Writing is a solitary act, and for most novelists, it's hard to pinpoint which comes first: a reluctance to be with other people or the need to curl up with a book. For Jones, however, reluctance was clearly the impetus. When he was 12 or 13, he says, after another of his family's many moves, he stopped going outside to play with other children. "I would just come home from school and watch TV and read books," he says. "I really had no sense of what was going on in the outside world."

Comics were his first love, but eventually he found Black Boy and Native Sonat an aunt's house. And from Richard Wright he made his way to James Baldwin, Ralph Ellison and Truman Capote. "I was quite struck by the Southern authors, both white and black," he says—perhaps because the worlds they evoked seemed so familiar. Almost all the adults Jones knew had moved to D.C. from the South. His mother made the journey in the 1940s, near the beginning of the great migration that saw some five million African-Americans relocate to the North.

Jeanette encouraged Jones's bookish streak—illiteracy made her extra sensitive to the importance of education—but Jones probably wouldn't have gone to college if he hadn't met Joseph Owens, a young Catholic missionary. Owens helped Jones navigate the college applications process and suggested Jones apply to Holy Cross College in Massachusetts. When he was accepted with a scholarship, Jones became the first person in his family to attend college—a fact that made his mother so proud that she cried the first time she saw the campus.

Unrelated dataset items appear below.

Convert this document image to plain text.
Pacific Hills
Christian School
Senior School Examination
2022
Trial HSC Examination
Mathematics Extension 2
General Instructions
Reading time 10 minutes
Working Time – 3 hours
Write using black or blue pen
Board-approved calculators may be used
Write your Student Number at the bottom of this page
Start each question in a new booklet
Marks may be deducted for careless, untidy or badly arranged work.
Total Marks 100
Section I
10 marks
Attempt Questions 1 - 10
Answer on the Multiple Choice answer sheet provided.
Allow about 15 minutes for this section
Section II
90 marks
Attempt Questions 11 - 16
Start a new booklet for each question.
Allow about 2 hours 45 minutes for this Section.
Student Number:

Graduating with a degree in English, Jones moved back to D.C. and worked odd jobs while he cared for his mother, who had had several strokes while he was away. Jeanette may have been the most important person in Jones's life—he's dedicated all his books to her memory—and after she died of lung cancer in 1975, he went through a terrible year. He couldn't find a job, and for a while he was homeless. Eventually he wrote to Eunice in Brooklyn, asking her to send $15 so he could take a bus to New York, where he hoped his prospects might improve.

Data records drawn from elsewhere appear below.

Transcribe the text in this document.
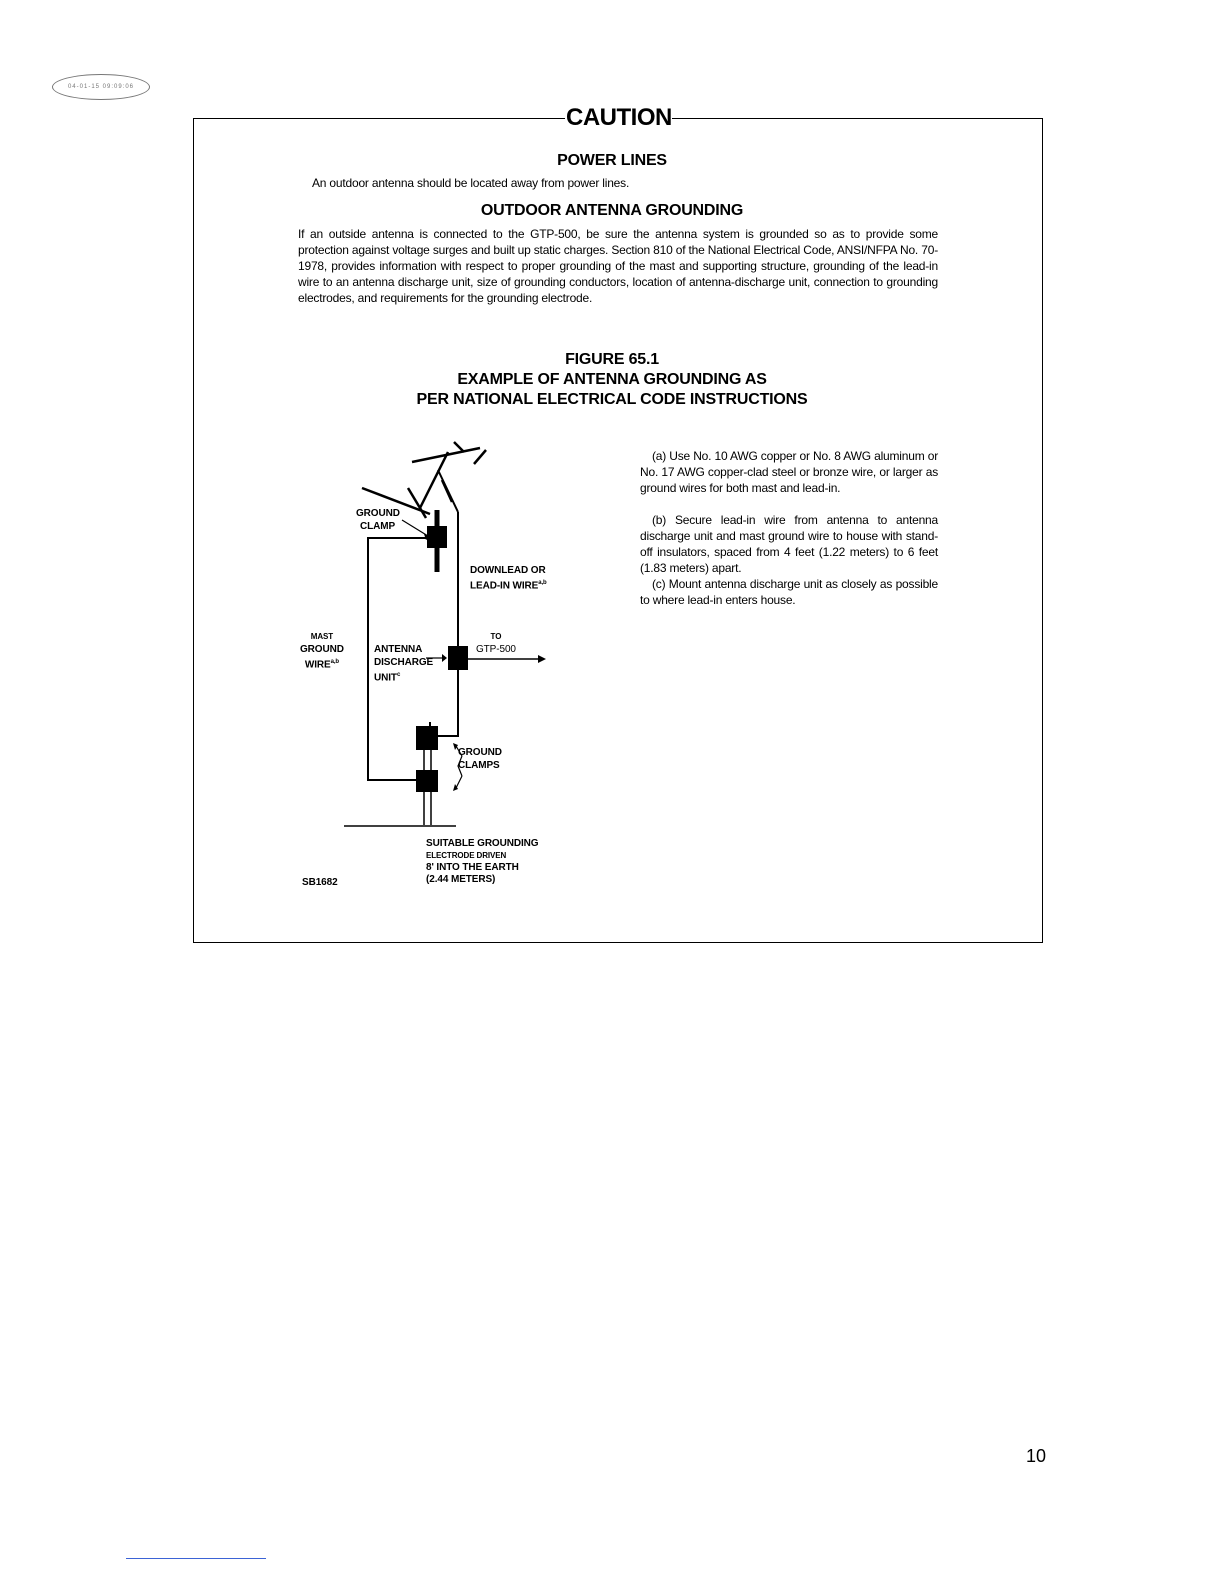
04-01-15 09:09:06
CAUTION
POWER LINES
An outdoor antenna should be located away from power lines.
OUTDOOR ANTENNA GROUNDING
If an outside antenna is connected to the GTP-500, be sure the antenna system is grounded so as to provide some protection against voltage surges and built up static charges. Section 810 of the National Electrical Code, ANSI/NFPA No. 70-1978, provides information with respect to proper grounding of the mast and supporting structure, grounding of the lead-in wire to an antenna discharge unit, size of grounding conductors, location of antenna-discharge unit, connection to grounding electrodes, and requirements for the grounding electrode.
FIGURE 65.1
EXAMPLE OF ANTENNA GROUNDING AS
PER NATIONAL ELECTRICAL CODE INSTRUCTIONS
GROUND
CLAMP
DOWNLEAD OR
LEAD-IN WIRE$^{a,b}$
MAST
GROUND
WIRE$^{a,b}$
ANTENNA
DISCHARGE
UNIT$^c$
TO
GTP-500
GROUND
CLAMPS
SUITABLE GROUNDING
ELECTRODE DRIVEN
8' INTO THE EARTH
(2.44 METERS)
SB1682

(a) Use No. 10 AWG copper or No. 8 AWG aluminum or No. 17 AWG copper-clad steel or bronze wire, or larger as ground wires for both mast and lead-in.

(b) Secure lead-in wire from antenna to antenna discharge unit and mast ground wire to house with stand-off insulators, spaced from 4 feet (1.22 meters) to 6 feet (1.83 meters) apart.

(c) Mount antenna discharge unit as closely as possible to where lead-in enters house.

10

"That same week that I got the money from her, I found a job with Science magazine [in D.C.]," he says. A few days later, he received a mailgram from Essence offering $400 for a story he'd submitted almost a year earlier.

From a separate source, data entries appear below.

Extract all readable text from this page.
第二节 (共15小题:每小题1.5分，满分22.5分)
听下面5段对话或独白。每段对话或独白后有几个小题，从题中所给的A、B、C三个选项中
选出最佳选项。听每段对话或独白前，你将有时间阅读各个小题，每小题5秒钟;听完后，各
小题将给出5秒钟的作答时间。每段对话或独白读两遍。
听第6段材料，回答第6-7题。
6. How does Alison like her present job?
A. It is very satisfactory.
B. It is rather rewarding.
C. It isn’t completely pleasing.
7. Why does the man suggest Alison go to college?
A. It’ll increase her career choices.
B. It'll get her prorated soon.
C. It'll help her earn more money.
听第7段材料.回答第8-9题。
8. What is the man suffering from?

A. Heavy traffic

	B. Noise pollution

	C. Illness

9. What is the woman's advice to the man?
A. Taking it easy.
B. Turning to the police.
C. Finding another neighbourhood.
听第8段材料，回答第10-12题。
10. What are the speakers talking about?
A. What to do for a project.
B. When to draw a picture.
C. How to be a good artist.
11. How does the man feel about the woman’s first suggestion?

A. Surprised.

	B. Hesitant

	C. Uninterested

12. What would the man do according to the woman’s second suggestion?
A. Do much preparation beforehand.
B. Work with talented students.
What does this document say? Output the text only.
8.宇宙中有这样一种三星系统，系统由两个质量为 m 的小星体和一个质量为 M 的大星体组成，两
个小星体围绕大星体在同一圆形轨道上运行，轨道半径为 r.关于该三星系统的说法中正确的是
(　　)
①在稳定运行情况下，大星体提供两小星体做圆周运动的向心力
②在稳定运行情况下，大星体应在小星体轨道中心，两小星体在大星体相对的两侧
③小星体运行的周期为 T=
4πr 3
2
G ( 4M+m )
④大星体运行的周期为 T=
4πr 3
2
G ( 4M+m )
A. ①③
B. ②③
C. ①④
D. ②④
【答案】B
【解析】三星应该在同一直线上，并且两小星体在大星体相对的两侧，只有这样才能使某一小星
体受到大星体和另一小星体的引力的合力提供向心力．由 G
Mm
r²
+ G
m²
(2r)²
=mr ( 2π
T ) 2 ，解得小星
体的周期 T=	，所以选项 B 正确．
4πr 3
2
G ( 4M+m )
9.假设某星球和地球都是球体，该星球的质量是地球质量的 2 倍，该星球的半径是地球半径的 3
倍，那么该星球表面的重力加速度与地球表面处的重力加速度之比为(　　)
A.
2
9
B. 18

Jones's career was steadier after those reversals. He worked at Science for a few years—calling scientists to have them review submissions—then enrolled in the M.F.A. program at the University of Virginia, where he studied with John Casey, James Alan McPherson and Peter Taylor. When he graduated in 1981, he went back to a desk job, taking a position with Tax Analysts in Arlington, where he worked for 18 years, first as a proofreader, then as writer summarizing tax stories from the news.

All the while, he wrote fiction. After Lost in the City came out in 1992 (Jones sent the manuscript to an editor at Morrow whose name he got from a friend in the MFA program. The editor put Jones in touch with Eric Simonoff, who is still his agent), Jones spent 10 years brooding on The Known World, writing the entire novel in his head. When he finally sat down to transcribe the story to paper, he produced a 432-page novel in three months. The work was indirectly facilitated by bad news: on January 11, 2002, a week into Jones's three-week vacation, Tax Analysts called to say he was laid off.

Since then Jones has been a full-time writer who spends his time, and his money, much the way he did when he was 13.

"Joseph Owens said I would be happy because I want simple things, like a bathroom," Jones says. "I'm sitting there sometimes watching TV—and the reception is bad because I don't get cable—and I'm thinking, you have a color television. You have a color television." He gives a rare laugh. "It just strikes you, the amazing things that a lot of other people take for granted."